A disturbing element exists, O’Connell determines, in both the texts of the Rabbit novels and in the critical community that examines them. In the novels, O’Connell finds substantial evidence to demonstrate patterns of psychological and physical abuse toward women, citing as the culminating example the mounting toll of literally or metaphorically dead women in the texts. Critics who characterize Updike as a nonviolent writer who strangely overlooks Rabbit’s repressive and violent behaviors avoid a discomforting but crucial aspect of Updike’s portrait.
Because the critical verdict of nonviolence in Updike’s novels contrasts sharply with the string of female corpses, O’Connell deems that something within the text or culture—or both—is seriously amiss.
Although she examines negative aspects of Rabbit’s behavior, O’Connell avoids the oversimplification of labeling Updike a misogynist. Instead, she looks closely at the forces shaping Rabbit’s gender identity as well as at the ways he experiences masculinity and the ways his gender identity affects his personal and spiritual development, his relationships, and, ultimately, his society. She shows how Updike challenges stereotypical masculinity, revealing its limitations and proscriptions as the source of much unhappiness for both men and women. Further, she substantiates the relation between gender, form, structure, perspective, and language use in the novels, alerting the reader to the ambivalence arising from the male author’s examination of masculinity.

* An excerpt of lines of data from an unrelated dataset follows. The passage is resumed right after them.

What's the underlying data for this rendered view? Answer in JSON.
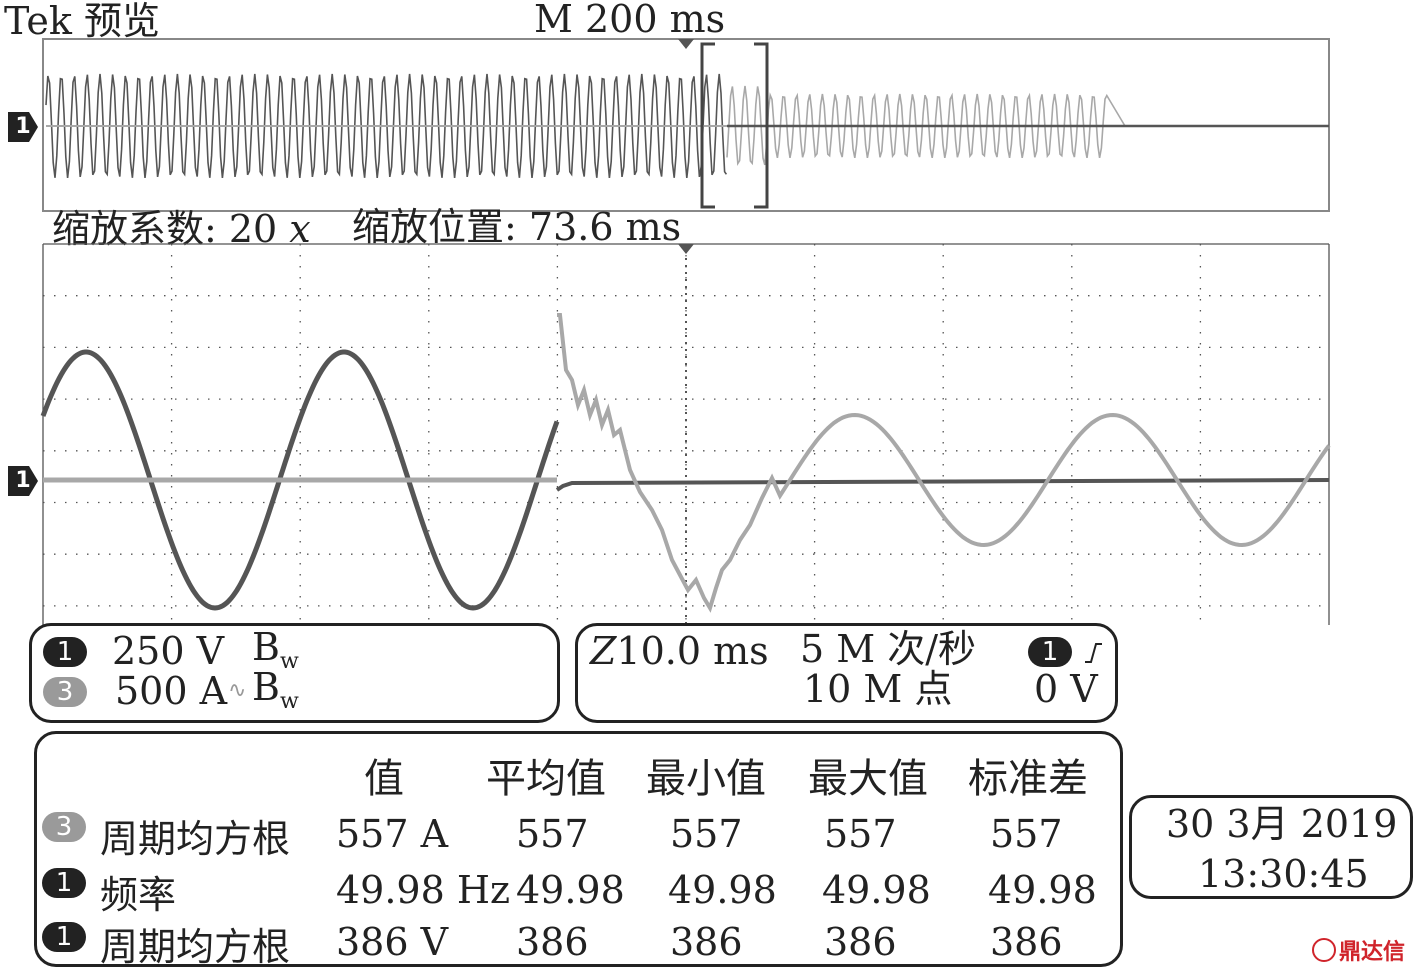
{
  "header": {
    "brand": "Tek",
    "mode": "预览",
    "timebase": "M 200 ms"
  },
  "zoom": {
    "factor_label": "缩放系数:",
    "factor_value": "20",
    "factor_unit": "x",
    "position_label": "缩放位置:",
    "position_value": "73.6 ms"
  },
  "channel_marker": "1",
  "channels": [
    {
      "badge": "1",
      "scale": "250 V",
      "bw": "B",
      "bw_sub": "w",
      "coupling": ""
    },
    {
      "badge": "3",
      "scale": "500 A",
      "bw": "B",
      "bw_sub": "w",
      "coupling": "∿"
    }
  ],
  "acquisition": {
    "zoom_time": "10.0 ms",
    "zoom_prefix": "Z",
    "sample_rate": "5 M 次/秒",
    "record_length": "10 M 点",
    "trigger_channel": "1",
    "trigger_level": "0 V"
  },
  "measurements": {
    "columns": [
      "值",
      "平均值",
      "最小值",
      "最大值",
      "标准差"
    ],
    "rows": [
      {
        "badge": "3",
        "name": "周期均方根",
        "value": "557 A",
        "mean": "557",
        "min": "557",
        "max": "557",
        "std": "557"
      },
      {
        "badge": "1",
        "name": "频率",
        "value": "49.98 Hz",
        "mean": "49.98",
        "min": "49.98",
        "max": "49.98",
        "std": "49.98"
      },
      {
        "badge": "1",
        "name": "周期均方根",
        "value": "386 V",
        "mean": "386",
        "min": "386",
        "max": "386",
        "std": "386"
      }
    ]
  },
  "datetime": {
    "date": "30 3月 2019",
    "time": "13:30:45"
  },
  "watermark": "鼎达信",
  "colors": {
    "trace_voltage": "#555555",
    "trace_current": "#a8a8a8",
    "grid": "#555555",
    "watermark": "#d0242b"
  }
}
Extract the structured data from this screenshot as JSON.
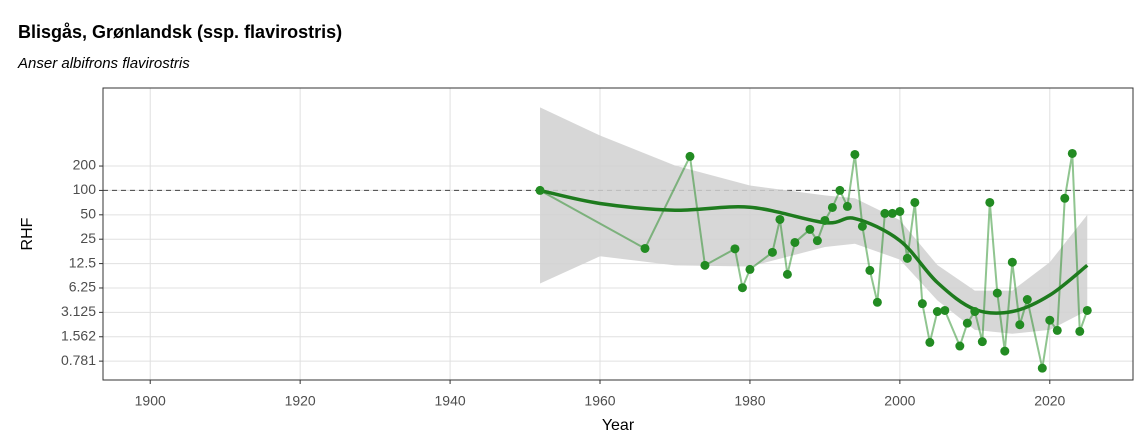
{
  "chart_data": {
    "type": "line",
    "title": "Blisgås, Grønlandsk (ssp. flavirostris)",
    "subtitle": "Anser albifrons flavirostris",
    "xlabel": "Year",
    "ylabel": "RHF",
    "ylog": true,
    "grid": true,
    "xlim": [
      1893.7,
      2031.1
    ],
    "ylim": [
      0.457,
      1838
    ],
    "xticks": [
      1900,
      1920,
      1940,
      1960,
      1980,
      2000,
      2020
    ],
    "yticks": [
      {
        "value": 0.78125,
        "label": "0.781"
      },
      {
        "value": 1.5625,
        "label": "1.562"
      },
      3.125,
      6.25,
      12.5,
      25,
      50,
      100,
      200
    ],
    "reference_line": 100,
    "series": [
      {
        "color": "#228b22",
        "x": [
          1952,
          1966,
          1972,
          1974,
          1978,
          1979,
          1980,
          1983,
          1984,
          1985,
          1986,
          1988,
          1989,
          1990,
          1991,
          1992,
          1993,
          1994,
          1995,
          1996,
          1997,
          1998,
          1999,
          2000,
          2001,
          2002,
          2003,
          2004,
          2005,
          2006,
          2008,
          2009,
          2010,
          2011,
          2012,
          2013,
          2014,
          2015,
          2016,
          2017,
          2019,
          2020,
          2021,
          2022,
          2023,
          2024,
          2025
        ],
        "values": [
          100,
          19.2,
          263,
          11.9,
          19,
          6.3,
          10.6,
          17.2,
          43.8,
          9.2,
          22.8,
          33,
          24,
          42.6,
          61.6,
          100,
          63.5,
          278,
          36,
          10.3,
          4.16,
          52,
          52,
          55,
          14.5,
          71,
          4.0,
          1.33,
          3.2,
          3.3,
          1.2,
          2.3,
          3.2,
          1.36,
          71,
          5.4,
          1.04,
          13,
          2.2,
          4.5,
          0.64,
          2.5,
          1.87,
          80,
          286,
          1.82,
          3.3
        ]
      }
    ],
    "smooth": {
      "color": "#1e7b1e",
      "x": [
        1952,
        1960,
        1970,
        1980,
        1990,
        1994,
        2000,
        2005,
        2010,
        2015,
        2020,
        2025
      ],
      "values": [
        100,
        69,
        57,
        62,
        40,
        45,
        24,
        7.3,
        3.4,
        3.2,
        5.1,
        11.9
      ],
      "lower": [
        7.1,
        15.4,
        11.9,
        11.5,
        20,
        22,
        14,
        4.4,
        1.9,
        1.7,
        1.9,
        3.3
      ],
      "upper": [
        1060,
        476,
        203,
        115,
        87,
        80,
        43,
        12,
        5.8,
        5.8,
        13,
        50
      ]
    }
  }
}
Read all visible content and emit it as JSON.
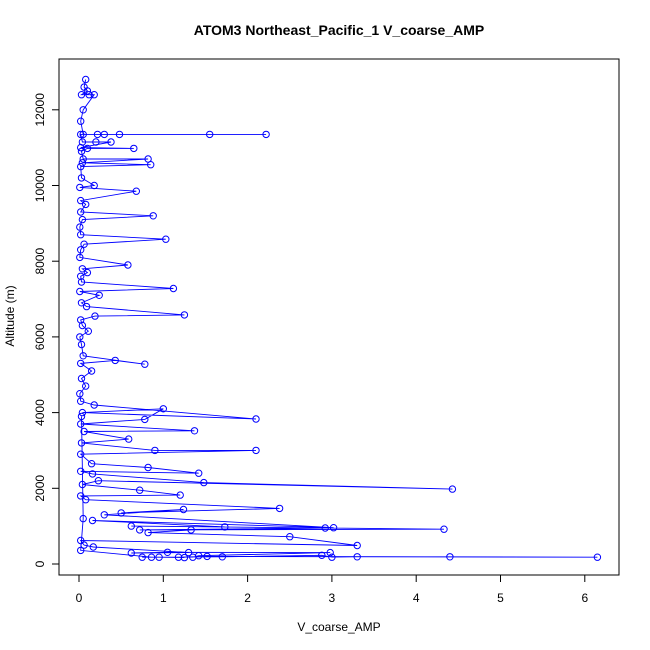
{
  "chart_data": {
    "type": "scatter",
    "title": "ATOM3 Northeast_Pacific_1 V_coarse_AMP",
    "xlabel": "V_coarse_AMP",
    "ylabel": "Altitude (m)",
    "xlim": [
      0,
      6.2
    ],
    "ylim": [
      0,
      12800
    ],
    "x_ticks": [
      "0",
      "1",
      "2",
      "3",
      "4",
      "5",
      "6"
    ],
    "y_ticks": [
      "0",
      "2000",
      "4000",
      "6000",
      "8000",
      "10000",
      "12000"
    ],
    "grid": false,
    "legend": "none",
    "series_color": "#0000ff",
    "marker": "open-circle",
    "connected": true,
    "points": [
      [
        0.08,
        12800
      ],
      [
        0.06,
        12600
      ],
      [
        0.1,
        12500
      ],
      [
        0.03,
        12400
      ],
      [
        0.12,
        12400
      ],
      [
        0.18,
        12400
      ],
      [
        0.05,
        12000
      ],
      [
        0.02,
        11700
      ],
      [
        0.05,
        11350
      ],
      [
        0.22,
        11350
      ],
      [
        0.48,
        11350
      ],
      [
        1.55,
        11350
      ],
      [
        2.22,
        11350
      ],
      [
        0.3,
        11350
      ],
      [
        0.02,
        11350
      ],
      [
        0.04,
        11150
      ],
      [
        0.2,
        11150
      ],
      [
        0.38,
        11150
      ],
      [
        0.02,
        11000
      ],
      [
        0.65,
        10980
      ],
      [
        0.1,
        10980
      ],
      [
        0.03,
        10900
      ],
      [
        0.05,
        10700
      ],
      [
        0.82,
        10700
      ],
      [
        0.04,
        10600
      ],
      [
        0.85,
        10550
      ],
      [
        0.02,
        10500
      ],
      [
        0.03,
        10200
      ],
      [
        0.18,
        10000
      ],
      [
        0.01,
        9950
      ],
      [
        0.68,
        9850
      ],
      [
        0.02,
        9600
      ],
      [
        0.08,
        9500
      ],
      [
        0.02,
        9300
      ],
      [
        0.88,
        9200
      ],
      [
        0.04,
        9100
      ],
      [
        0.01,
        8900
      ],
      [
        0.02,
        8700
      ],
      [
        1.03,
        8580
      ],
      [
        0.06,
        8450
      ],
      [
        0.02,
        8300
      ],
      [
        0.01,
        8100
      ],
      [
        0.58,
        7900
      ],
      [
        0.04,
        7800
      ],
      [
        0.1,
        7700
      ],
      [
        0.02,
        7600
      ],
      [
        0.03,
        7450
      ],
      [
        1.12,
        7280
      ],
      [
        0.01,
        7200
      ],
      [
        0.24,
        7100
      ],
      [
        0.03,
        6900
      ],
      [
        0.09,
        6800
      ],
      [
        1.25,
        6580
      ],
      [
        0.19,
        6550
      ],
      [
        0.02,
        6450
      ],
      [
        0.04,
        6300
      ],
      [
        0.11,
        6150
      ],
      [
        0.01,
        6000
      ],
      [
        0.03,
        5800
      ],
      [
        0.05,
        5500
      ],
      [
        0.78,
        5280
      ],
      [
        0.43,
        5380
      ],
      [
        0.02,
        5300
      ],
      [
        0.15,
        5100
      ],
      [
        0.03,
        4900
      ],
      [
        0.08,
        4700
      ],
      [
        0.01,
        4500
      ],
      [
        0.02,
        4300
      ],
      [
        0.18,
        4200
      ],
      [
        2.1,
        3830
      ],
      [
        0.04,
        4000
      ],
      [
        1.0,
        4100
      ],
      [
        0.78,
        3820
      ],
      [
        0.02,
        3700
      ],
      [
        1.37,
        3520
      ],
      [
        0.06,
        3500
      ],
      [
        0.59,
        3300
      ],
      [
        0.03,
        3200
      ],
      [
        0.9,
        3000
      ],
      [
        2.1,
        3000
      ],
      [
        0.02,
        2900
      ],
      [
        0.15,
        2650
      ],
      [
        0.82,
        2550
      ],
      [
        1.42,
        2400
      ],
      [
        0.02,
        2450
      ],
      [
        0.16,
        2380
      ],
      [
        1.48,
        2150
      ],
      [
        4.43,
        1980
      ],
      [
        0.23,
        2200
      ],
      [
        0.04,
        2100
      ],
      [
        0.72,
        1950
      ],
      [
        1.2,
        1820
      ],
      [
        0.02,
        1800
      ],
      [
        0.08,
        1700
      ],
      [
        2.38,
        1470
      ],
      [
        0.5,
        1350
      ],
      [
        1.24,
        1440
      ],
      [
        0.3,
        1300
      ],
      [
        3.02,
        960
      ],
      [
        0.16,
        1150
      ],
      [
        1.73,
        980
      ],
      [
        0.62,
        1000
      ],
      [
        4.33,
        920
      ],
      [
        0.72,
        900
      ],
      [
        2.92,
        950
      ],
      [
        1.33,
        900
      ],
      [
        0.82,
        830
      ],
      [
        2.5,
        720
      ],
      [
        3.3,
        490
      ],
      [
        0.02,
        620
      ],
      [
        0.06,
        500
      ],
      [
        0.17,
        450
      ],
      [
        1.3,
        300
      ],
      [
        0.62,
        290
      ],
      [
        1.05,
        310
      ],
      [
        2.98,
        300
      ],
      [
        1.42,
        220
      ],
      [
        1.35,
        180
      ],
      [
        0.75,
        180
      ],
      [
        1.7,
        190
      ],
      [
        2.88,
        230
      ],
      [
        3.0,
        180
      ],
      [
        3.3,
        190
      ],
      [
        4.4,
        190
      ],
      [
        6.15,
        180
      ],
      [
        1.52,
        200
      ],
      [
        1.18,
        180
      ],
      [
        1.25,
        170
      ],
      [
        0.95,
        180
      ],
      [
        0.86,
        180
      ],
      [
        0.02,
        360
      ],
      [
        0.05,
        1200
      ],
      [
        0.03,
        3900
      ]
    ]
  }
}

O’Connell maintains that Updike does more than write Rabbit as a stereotypical male; he instead explores in depth his character’s habitually flawed ways of seeing and responding to the world. As she discusses these issues, O’Connell uses the term patriarchy in its broadest sense to refer to the practice of centralizing the male and marginalizing the female in all areas of human life. Patriarchal ideology—the assumptions, values, ideas, and patterns of thought that perpetuate the arrangement—is written as hidden text, permeating every aspect of culture, particularly language, from which it spreads to other signifying systems.
Contrary to conventional critical wisdom, Updike is not a straightforward writer; the Rabbit novels create meaning by challenging, undermining, and qualifying their own explicit content. Updike claims that his novels are "moral debates with the reader," and according to O’Connell, the resisting reader, active and skeptical, is the one most likely to discover what Rabbit conceals and to register the nuances of layered discourse.